The editing is quite lean but very rich. What do you like about editing? Was it a real challenge given the multilayered narrative?

It was challenging because it's a film where things are played beneath the surface, and you're dealing with multiple time-frames. Characters say what they don't mean and hide what they really want to say. There was a conflict between the mystery genre and the demands of the characters. It was hard to make that work in a way that was organic and authentic. The editor played a principal part in determining whether that balance was right. I see the editor as being one of the crucial creative parts in this film, as much as the cinematography, the direction and the acting. Chris [Plummer] comes from a musical background.

What was Matthew like to direct?

As a first-time feature film-maker I couldn't have asked for anyone better. No ego. I had an intelligent, sensitive and highly insightful person helping me create this character Paul which was a very difficult role. It could easily have slipped into melodrama and Matthew really understood the character. He was dealing with people who were a lot less experienced than him and he never overshadowed them. It would have been really easy for the film to be more about him than, say, Celia (Emily Barclay).

Patti Smith - in particular the song Horses - plays an important part of the soundtrack. Did you always have her in mind when you wrote the script?

Yes, she is somebody I dearly love. She has this raw energy that was another influence in this film apart from Dennis Potter because of the urgency and the purity of the messages. I wanted that sense of pain and urgency to come through in the final realisation of what was going on in the film. She's very evocative and elliptical as well...the subtext of her film is just really strong.

You made the character of Paul Prior a war photographer. Why?

I wanted to explore how behaviour shifts from experience. The idea of Paul running from his own war but recording other people's wars is about trying to make sense of what happened to him on some level. There is an obvious connection between what happens to us and what we end up doing with our lives. He finds vicarious ways of dealing with the tragedy of his mother. On a subconscious level, he's trying to make sense of why these things happen in the world. He records it and analyses it in a way that doesn't involve emotion. It's his way of analysing an event without any emotional obligation given that what happened to his mother totally crippled him.

How did you research for this aspect of the character?

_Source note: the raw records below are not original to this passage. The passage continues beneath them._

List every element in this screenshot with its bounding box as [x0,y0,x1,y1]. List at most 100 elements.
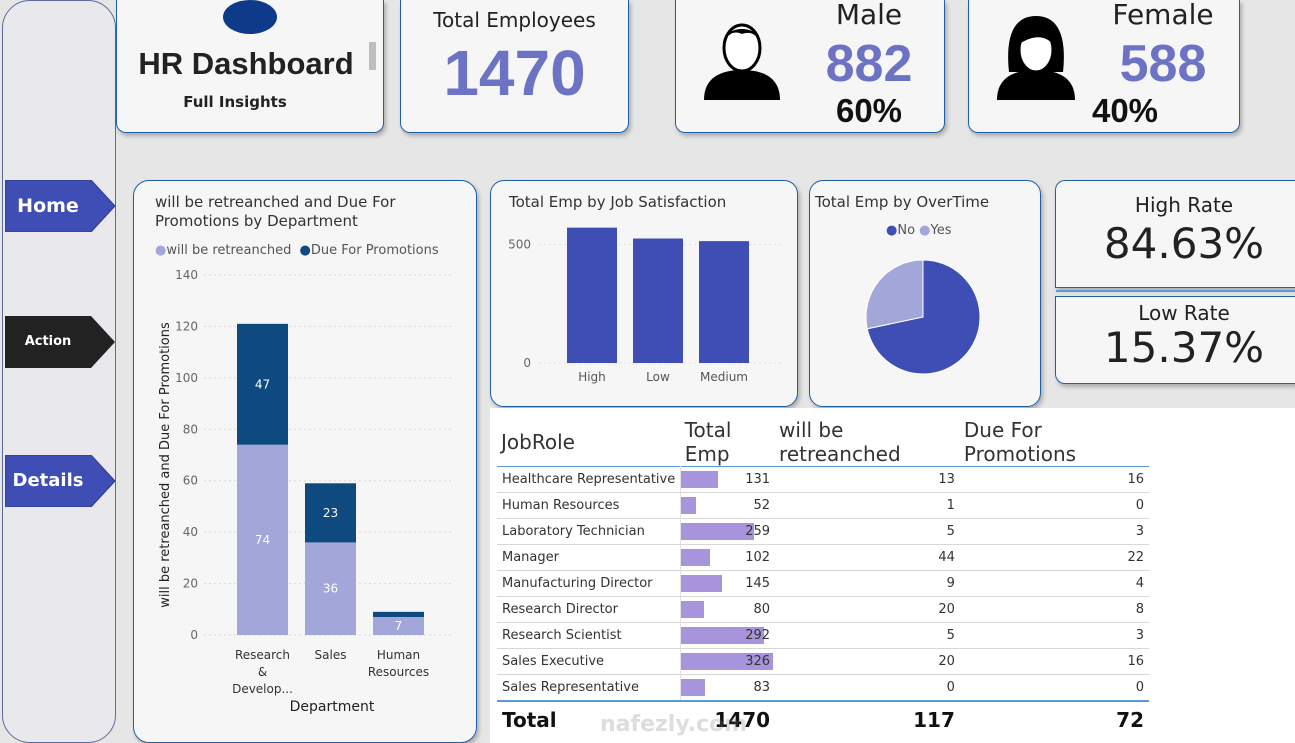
dept-bar-0-0[interactable] [237,444,288,635]
kpi-female: Female 588 40% [968,0,1240,133]
js-bar-0[interactable] [567,227,617,363]
total-emp-value: 83 [753,680,771,695]
total-emp-databar [681,653,774,670]
total-emp-cell: 52 [680,492,776,519]
kpi-male-value: 882 [825,35,913,93]
dept-ytick-4: 80 [183,422,198,436]
total-emp-databar [681,523,755,540]
table-row[interactable]: Research Director 80 20 8 [497,596,1149,623]
js-xtick-1: Low [646,370,670,384]
dept-bar-2-1[interactable] [373,611,424,617]
kpi-total-value: 1470 [443,37,586,109]
nav-action-button[interactable]: Action [5,316,115,368]
dept-bar-0-1[interactable] [237,323,288,445]
retrench-cell: 9 [775,570,960,597]
legend-dot-retrench: ● [155,243,167,258]
dept-ylabel: will be retreanched and Due For Promotio… [158,322,173,608]
kpi-female-value: 588 [1119,35,1207,93]
dept-ytick-0: 0 [190,628,198,642]
pie-slice-0[interactable] [866,259,981,375]
total-retrench-value: 117 [775,700,960,738]
dept-ytick-7: 140 [175,268,198,282]
col-header-total[interactable]: Total Emp [684,418,732,466]
total-emp-cell: 259 [680,518,776,545]
page-subtitle: Full Insights [183,93,287,111]
dept-bar-1-0[interactable] [305,542,356,635]
logo-oval [223,0,277,34]
total-emp-cell: 326 [680,648,776,675]
dept-ytick-5: 100 [175,371,198,385]
table-row[interactable]: Research Scientist 292 5 3 [497,622,1149,649]
nav-details-button[interactable]: Details [5,455,116,507]
nav-action-label: Action [24,334,72,349]
dept-ytick-2: 40 [183,525,198,539]
col-header-promo[interactable]: Due For Promotions [963,418,1077,466]
total-emp-value: 326 [745,654,771,669]
nav-details-label: Details [12,470,84,491]
department-chart-title: will be retreanched and Due For Promotio… [155,193,396,230]
kpi-male: Male 882 60% [675,0,945,133]
legend-label-retrench: will be retreanched [166,243,292,258]
retrench-cell: 20 [775,648,960,675]
kpi-low-rate: Low Rate 15.37% [1055,296,1295,384]
total-emp-databar [681,471,719,488]
js-bar-1[interactable] [633,238,683,363]
total-emp-value: 259 [745,524,771,539]
job-satisfaction-card: Total Emp by Job Satisfaction 0 500 High Lo… [490,180,798,407]
promo-cell: 16 [959,466,1149,493]
legend-dot-promo: ● [299,243,311,258]
table-row[interactable]: Laboratory Technician 259 5 3 [497,518,1149,545]
table-row[interactable]: Sales Representative 83 0 0 [497,674,1149,702]
low-rate-value: 15.37% [1103,323,1265,372]
details-arrow-shape [5,455,116,507]
table-row[interactable]: Manufacturing Director 145 9 4 [497,570,1149,597]
male-person-icon [704,23,780,100]
total-label: Total [497,700,681,738]
watermark: nafezly.com [600,712,748,737]
kpi-female-percent: 40% [1091,92,1159,129]
department-chart-legend: ●will be retreanched ●Due For Promotions [155,243,439,258]
legend-label-yes: Yes [930,223,952,238]
dept-bar-1-1[interactable] [305,483,356,543]
dept-ytick-6: 120 [175,319,198,333]
total-emp-databar [681,679,705,696]
nav-home-button[interactable]: Home [5,180,116,232]
overtime-pie-svg [865,259,981,375]
total-emp-cell: 131 [680,466,776,493]
js-ytick-0: 0 [523,356,531,370]
kpi-male-label: Male [835,0,903,31]
pie-slice-1[interactable] [865,259,924,330]
total-emp-value: 52 [753,498,771,513]
high-rate-label: High Rate [1134,193,1234,217]
table-row[interactable]: Manager 102 44 22 [497,544,1149,571]
col-header-retrench[interactable]: will be retreanched [779,418,901,466]
js-bar-2[interactable] [699,241,749,363]
table-row[interactable]: Sales Executive 326 20 16 [497,648,1149,675]
table-row[interactable]: Healthcare Representative 131 13 16 [497,466,1149,493]
total-emp-value: 131 [745,472,771,487]
kpi-total-employees: Total Employees 1470 [400,0,629,133]
js-xtick-0: High [578,370,606,384]
total-emp-databar [681,549,711,566]
overtime-title: Total Emp by OverTime [815,193,990,211]
total-emp-value: 80 [753,602,771,617]
dept-xtick-0: Research & Develop... [232,648,293,696]
header-divider [369,42,376,70]
total-promo-value: 72 [959,700,1149,738]
total-emp-cell: 80 [680,596,776,623]
table-total-row: Total 1470 117 72 [497,700,1149,738]
jobrole-table: JobRole Total Emp will be retreanched Du… [497,418,1149,738]
total-emp-value: 1470 [680,700,776,738]
total-emp-databar [681,497,696,514]
total-emp-value: 145 [745,576,771,591]
legend-label-promo: Due For Promotions [310,243,439,258]
promo-cell: 8 [959,596,1149,623]
js-xtick-2: Medium [700,370,748,384]
table-row[interactable]: Human Resources 52 1 0 [497,492,1149,519]
retrench-cell: 13 [775,466,960,493]
jobrole-cell: Healthcare Representative [497,466,682,493]
jobrole-table-body: Healthcare Representative 131 13 16 Human Re… [497,466,1149,702]
col-header-jobrole[interactable]: JobRole [501,430,575,454]
dept-bar-2-0[interactable] [373,617,424,635]
promo-cell: 0 [959,492,1149,519]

There were two books I read after I had written the script. Anthony Loyd's book My War Gone By, I Miss It So is an English book about Bosnia. I also read Greg Marinovich's Bang Bang Club and saw the James Nachtwey documentary called War Photographer. These three people were particularly instrumental. Even though everything in In My Father's Den is original, the experience of writing the script has been informed by reading the stories of real-life war photographers.

In one scene, Paul displays masochistic sexual tendencies when he sleeps with a local woman. Why did you choose to include that specific pattern of behaviour?

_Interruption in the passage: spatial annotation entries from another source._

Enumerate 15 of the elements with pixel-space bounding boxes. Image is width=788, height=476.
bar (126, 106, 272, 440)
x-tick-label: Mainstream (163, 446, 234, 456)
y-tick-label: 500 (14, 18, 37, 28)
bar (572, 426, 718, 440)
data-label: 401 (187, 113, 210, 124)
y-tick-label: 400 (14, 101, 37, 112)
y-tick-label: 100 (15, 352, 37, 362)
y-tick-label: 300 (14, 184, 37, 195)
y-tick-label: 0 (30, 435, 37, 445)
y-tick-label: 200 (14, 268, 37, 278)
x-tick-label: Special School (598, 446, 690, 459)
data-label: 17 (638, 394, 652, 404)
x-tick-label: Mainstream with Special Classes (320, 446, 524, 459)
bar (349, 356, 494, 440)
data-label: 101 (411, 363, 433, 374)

Well, that's been cut out of the European theatrical release! They would only release it on five prints rated 18 if we kept that scene.

How do feel about that?

Annoyed, to be honest. It amazes me that you can show incredible violence in the cinema and then you show a certain sexuality and people get upset. We block catastrophe from our lives and but it manifests themselves in behaviour. Paul is a damaged character and the scene helped to show that in terms of behaviour. It made you examine your assumptions about the character. We never really know people when we meet them for the first time. I think the characters should challenge us. The scene wasn't an issue in New Zealand and unfortunately it was censored at the last minute.

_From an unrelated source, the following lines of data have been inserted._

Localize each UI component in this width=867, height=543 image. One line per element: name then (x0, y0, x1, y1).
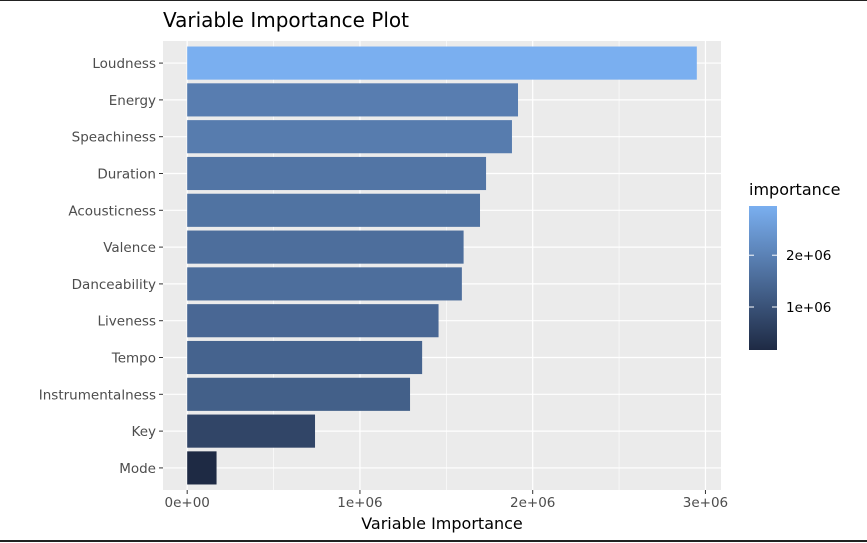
legend-title: importance (749, 180, 840, 199)
bar-tempo (187, 340, 423, 375)
x-tick-label: 3e+06 (683, 495, 728, 511)
bar-speachiness (187, 120, 512, 154)
chart-title: Variable Importance Plot (163, 8, 409, 32)
bar-mode (187, 451, 217, 485)
bar-instrumentalness (187, 377, 411, 411)
bar-danceability (187, 267, 462, 301)
bars (187, 46, 697, 485)
y-tick-label: Acousticness (68, 203, 156, 219)
y-tick-label: Instrumentalness (39, 387, 156, 403)
y-tick-label: Mode (119, 461, 156, 477)
bar-loudness (187, 46, 697, 80)
y-tick-label: Valence (103, 240, 156, 256)
bar-acousticness (187, 193, 481, 227)
y-tick-label: Liveness (98, 314, 157, 330)
y-axis: Loudness Energy Speachiness Duration Acousti… (39, 56, 163, 477)
y-tick-label: Tempo (111, 351, 156, 367)
bar-valence (187, 230, 464, 264)
legend-tick-label: 2e+06 (786, 248, 831, 264)
legend-colorbar (749, 206, 777, 350)
bar-key (187, 414, 316, 448)
bar-energy (187, 83, 519, 117)
y-tick-label: Speachiness (72, 130, 156, 146)
legend-ticks: 1e+06 2e+06 (749, 248, 831, 316)
bar-liveness (187, 304, 439, 338)
x-axis-title: Variable Importance (361, 514, 523, 533)
y-tick-label: Key (132, 424, 156, 440)
x-tick-label: 2e+06 (510, 495, 555, 511)
legend-tick-label: 1e+06 (786, 300, 831, 316)
x-tick-label: 0e+00 (164, 495, 209, 511)
x-axis: 0e+00 1e+06 2e+06 3e+06 (164, 490, 728, 511)
bar-duration (187, 156, 487, 191)
x-tick-label: 1e+06 (337, 495, 382, 511)
y-tick-label: Danceability (72, 277, 156, 293)
y-tick-label: Energy (109, 93, 156, 109)
color-legend: importance 1e+06 2e+06 (749, 180, 840, 350)
y-tick-label: Duration (97, 166, 156, 182)
y-tick-label: Loudness (92, 56, 156, 72)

What about the scene where he smokes crack cocaine?

That again came from the stories of war photographers. Some of the journalists I researched would take pharmaceuticals with them in order to sleep, eat and live in dangerous environments. They speak of coming off them again in real life when they return from their travels but all it takes is the smallest crisis to trigger the addiction again. Thankfully that scene has not been cut.